Lost in thought and self-recrimination, Will had let his legs carry them where they would. So it was that, they being under compulsion, he found himself facing the open door of Auld Black Agnes's cottage. The interior was dark, mysterious, inviting. With a wrench, he started to turn away.
Where else do you hove to go?
He hesitated. Before the door opening into the dark, inviting, and mysterious interior of Auld Black Agnes's cottage.
Come in.
He did.
Sit down. Auld Black Agnes was sunk deep into a chintz chair with lace doilies on the arms. Her face, as wrinkled and soft as an apple left too many days in the sun, rested on her knees like a pallid spider. She gestured toward a too-small chair at the center of the parlor. Will sat uncomfortably.
The other elders of the village moot were scattered about the room, some standing, several on folding chairs, three stiff and unblinking as owls on the divan, and one perched shoeless on the upright of the sideboard. On an ottoman at Agnes's feet sat Jumping Joan, still for once in her life, eyes spooked and hands folded. It only made sense. With Bessie Applemere a hag no longer, somebody would need to be trained as a truth-teller in her place. She would not speak at this moot or for many a moot to come, of course. Yet her place was important nevertheless, for without a full coven of thirteen, the village moot would not be legal.
The village elders were always true to the letter of the law.
"Tea?" Black Agnes asked.
Mutely, Will accepted a cup. He let her add milk and two lumps of sugar.
"You were late in the coming. I'd almost given up on you entirely." "I ... I was looking for my aunt."
The old crone lifted her beak of a nose from her cup and pointed it into the darkest corner of the parlor, where an archway led into a lightless kitchen. "Well, there she is."
With the slightest shift of Will's attention, the darkness assembled itself into his aunt. Blind Enna cringed back, as if sensing his attention, and held her head as she did when listening intently. It seemed to him that her ears pricked higher. "Auntie..." Will said.
Blind Enna wailed in fear. She flung her apron over her face and fled into the interior of the house.
Bewildered, Will stood. "Wait," he said. "I didn't... I wouldn't... He had no idea what to say.
To his intense embarrassment, he burst into tears.
As if this were what she were waiting for, Auld Black Agnes said,
"All right, the male elders can leave now. We'll handle this as a lady-moot."
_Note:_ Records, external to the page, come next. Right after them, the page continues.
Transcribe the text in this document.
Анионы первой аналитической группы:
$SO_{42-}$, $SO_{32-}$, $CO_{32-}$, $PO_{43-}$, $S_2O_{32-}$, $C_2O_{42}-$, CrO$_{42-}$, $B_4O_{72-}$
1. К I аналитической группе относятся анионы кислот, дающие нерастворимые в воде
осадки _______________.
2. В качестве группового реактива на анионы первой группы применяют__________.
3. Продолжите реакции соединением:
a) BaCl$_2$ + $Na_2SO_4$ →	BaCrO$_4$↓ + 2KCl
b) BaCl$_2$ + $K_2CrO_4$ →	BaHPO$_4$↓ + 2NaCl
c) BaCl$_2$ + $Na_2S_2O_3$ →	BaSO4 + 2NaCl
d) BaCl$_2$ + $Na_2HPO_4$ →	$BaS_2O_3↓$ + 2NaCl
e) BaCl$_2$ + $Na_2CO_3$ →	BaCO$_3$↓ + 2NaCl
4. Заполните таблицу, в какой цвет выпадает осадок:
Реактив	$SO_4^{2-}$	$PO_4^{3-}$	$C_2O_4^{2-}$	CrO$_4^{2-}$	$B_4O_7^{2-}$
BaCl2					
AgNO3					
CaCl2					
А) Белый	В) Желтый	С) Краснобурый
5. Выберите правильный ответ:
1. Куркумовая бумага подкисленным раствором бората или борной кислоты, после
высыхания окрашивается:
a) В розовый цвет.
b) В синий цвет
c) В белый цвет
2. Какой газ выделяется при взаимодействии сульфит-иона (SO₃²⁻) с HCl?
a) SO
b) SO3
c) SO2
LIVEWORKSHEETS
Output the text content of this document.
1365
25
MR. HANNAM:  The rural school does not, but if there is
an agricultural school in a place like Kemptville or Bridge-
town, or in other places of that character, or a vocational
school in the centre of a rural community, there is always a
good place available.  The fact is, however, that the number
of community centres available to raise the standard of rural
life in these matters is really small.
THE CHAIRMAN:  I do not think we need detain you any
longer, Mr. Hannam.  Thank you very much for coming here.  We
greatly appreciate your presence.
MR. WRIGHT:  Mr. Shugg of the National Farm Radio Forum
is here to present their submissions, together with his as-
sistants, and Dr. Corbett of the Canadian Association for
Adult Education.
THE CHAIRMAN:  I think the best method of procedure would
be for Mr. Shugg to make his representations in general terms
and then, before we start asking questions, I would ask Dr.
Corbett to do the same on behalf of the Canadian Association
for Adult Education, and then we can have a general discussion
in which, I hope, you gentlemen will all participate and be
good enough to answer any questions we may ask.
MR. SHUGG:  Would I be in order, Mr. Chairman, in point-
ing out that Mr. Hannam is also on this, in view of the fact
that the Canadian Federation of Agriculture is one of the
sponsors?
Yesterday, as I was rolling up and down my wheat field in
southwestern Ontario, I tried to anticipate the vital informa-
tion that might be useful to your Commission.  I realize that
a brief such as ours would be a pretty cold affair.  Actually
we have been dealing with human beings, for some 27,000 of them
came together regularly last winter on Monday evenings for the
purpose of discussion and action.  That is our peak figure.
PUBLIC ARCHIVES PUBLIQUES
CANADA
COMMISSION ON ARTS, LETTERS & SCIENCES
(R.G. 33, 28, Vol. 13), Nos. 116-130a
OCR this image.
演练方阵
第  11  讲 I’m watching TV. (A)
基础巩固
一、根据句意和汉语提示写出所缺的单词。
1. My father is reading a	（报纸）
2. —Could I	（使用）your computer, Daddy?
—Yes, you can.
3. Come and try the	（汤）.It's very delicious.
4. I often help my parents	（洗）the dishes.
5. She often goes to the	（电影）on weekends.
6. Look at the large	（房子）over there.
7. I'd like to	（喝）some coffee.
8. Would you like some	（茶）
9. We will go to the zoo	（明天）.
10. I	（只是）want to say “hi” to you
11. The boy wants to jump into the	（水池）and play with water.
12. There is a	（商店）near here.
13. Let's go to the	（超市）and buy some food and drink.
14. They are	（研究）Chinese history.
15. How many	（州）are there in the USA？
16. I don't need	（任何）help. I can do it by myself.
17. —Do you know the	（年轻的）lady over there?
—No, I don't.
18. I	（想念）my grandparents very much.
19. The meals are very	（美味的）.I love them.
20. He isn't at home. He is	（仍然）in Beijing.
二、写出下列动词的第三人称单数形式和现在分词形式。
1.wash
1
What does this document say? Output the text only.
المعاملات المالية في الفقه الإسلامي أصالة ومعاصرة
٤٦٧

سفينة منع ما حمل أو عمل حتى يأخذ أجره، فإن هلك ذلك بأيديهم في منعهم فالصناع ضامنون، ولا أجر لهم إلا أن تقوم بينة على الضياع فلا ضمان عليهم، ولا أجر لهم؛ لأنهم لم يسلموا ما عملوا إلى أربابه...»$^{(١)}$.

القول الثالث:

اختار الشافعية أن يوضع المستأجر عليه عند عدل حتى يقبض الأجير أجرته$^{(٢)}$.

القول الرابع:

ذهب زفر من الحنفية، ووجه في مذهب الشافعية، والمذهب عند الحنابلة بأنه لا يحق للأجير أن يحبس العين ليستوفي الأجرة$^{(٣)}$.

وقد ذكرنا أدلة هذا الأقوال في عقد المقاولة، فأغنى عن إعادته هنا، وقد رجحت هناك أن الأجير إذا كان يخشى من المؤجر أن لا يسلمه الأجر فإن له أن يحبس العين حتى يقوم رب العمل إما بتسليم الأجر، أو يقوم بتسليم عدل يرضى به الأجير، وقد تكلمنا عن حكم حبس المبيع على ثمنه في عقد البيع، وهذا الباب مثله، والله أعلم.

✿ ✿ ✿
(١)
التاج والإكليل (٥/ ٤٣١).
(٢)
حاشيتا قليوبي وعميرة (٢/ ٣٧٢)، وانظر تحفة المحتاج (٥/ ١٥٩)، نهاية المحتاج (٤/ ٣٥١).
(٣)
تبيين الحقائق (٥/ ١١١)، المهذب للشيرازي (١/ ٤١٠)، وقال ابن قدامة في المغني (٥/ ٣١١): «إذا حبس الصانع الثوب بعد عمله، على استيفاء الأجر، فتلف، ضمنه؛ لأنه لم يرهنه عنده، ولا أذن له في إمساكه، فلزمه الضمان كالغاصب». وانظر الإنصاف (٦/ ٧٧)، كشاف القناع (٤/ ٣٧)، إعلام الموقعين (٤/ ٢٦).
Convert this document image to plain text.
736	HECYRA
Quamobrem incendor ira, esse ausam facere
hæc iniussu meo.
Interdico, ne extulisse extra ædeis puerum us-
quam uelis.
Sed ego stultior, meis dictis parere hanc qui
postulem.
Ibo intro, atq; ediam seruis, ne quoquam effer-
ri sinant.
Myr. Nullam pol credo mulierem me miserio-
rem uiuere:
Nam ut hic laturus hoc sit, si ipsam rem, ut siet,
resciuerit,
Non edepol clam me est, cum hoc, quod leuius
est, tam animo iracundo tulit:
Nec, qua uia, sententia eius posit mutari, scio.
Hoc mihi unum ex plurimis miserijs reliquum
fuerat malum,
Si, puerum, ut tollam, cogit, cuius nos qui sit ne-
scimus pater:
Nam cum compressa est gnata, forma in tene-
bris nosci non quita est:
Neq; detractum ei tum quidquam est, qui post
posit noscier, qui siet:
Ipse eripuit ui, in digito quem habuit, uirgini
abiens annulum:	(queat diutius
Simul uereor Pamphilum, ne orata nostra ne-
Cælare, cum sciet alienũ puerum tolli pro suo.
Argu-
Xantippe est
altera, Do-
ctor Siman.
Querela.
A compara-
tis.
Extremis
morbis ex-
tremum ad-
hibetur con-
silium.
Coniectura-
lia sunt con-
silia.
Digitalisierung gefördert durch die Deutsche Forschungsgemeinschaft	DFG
"Be ye sure?" the Sullen Man rumbled. "Ye haven't the right of coercion without us."
"He cried." she said. "So we'll do this by persuasion."
So with sighs, mutters, and scrapes of chairs, Daddy Fingerbones and Spadefoot, the two Night Striders, and Ralph the Ferrier, followed the Sullen Man out of the room. Annie Hop-the-Frog took the forgotten teacup from Will's hand. "I don't think you want this," she said kindly. "You haven't touched a drop."
He shook his head hopelessly.
"Look at this darling boy." The matron stroked his hair. As blond as a dandelion and every bit as foolhardy. It's always the heroes who break your heart, the seventh sons and holy fools. All those who march out to solve the woes of the world without ever asking themselves whether the world wants saving or who has the advantage of weight."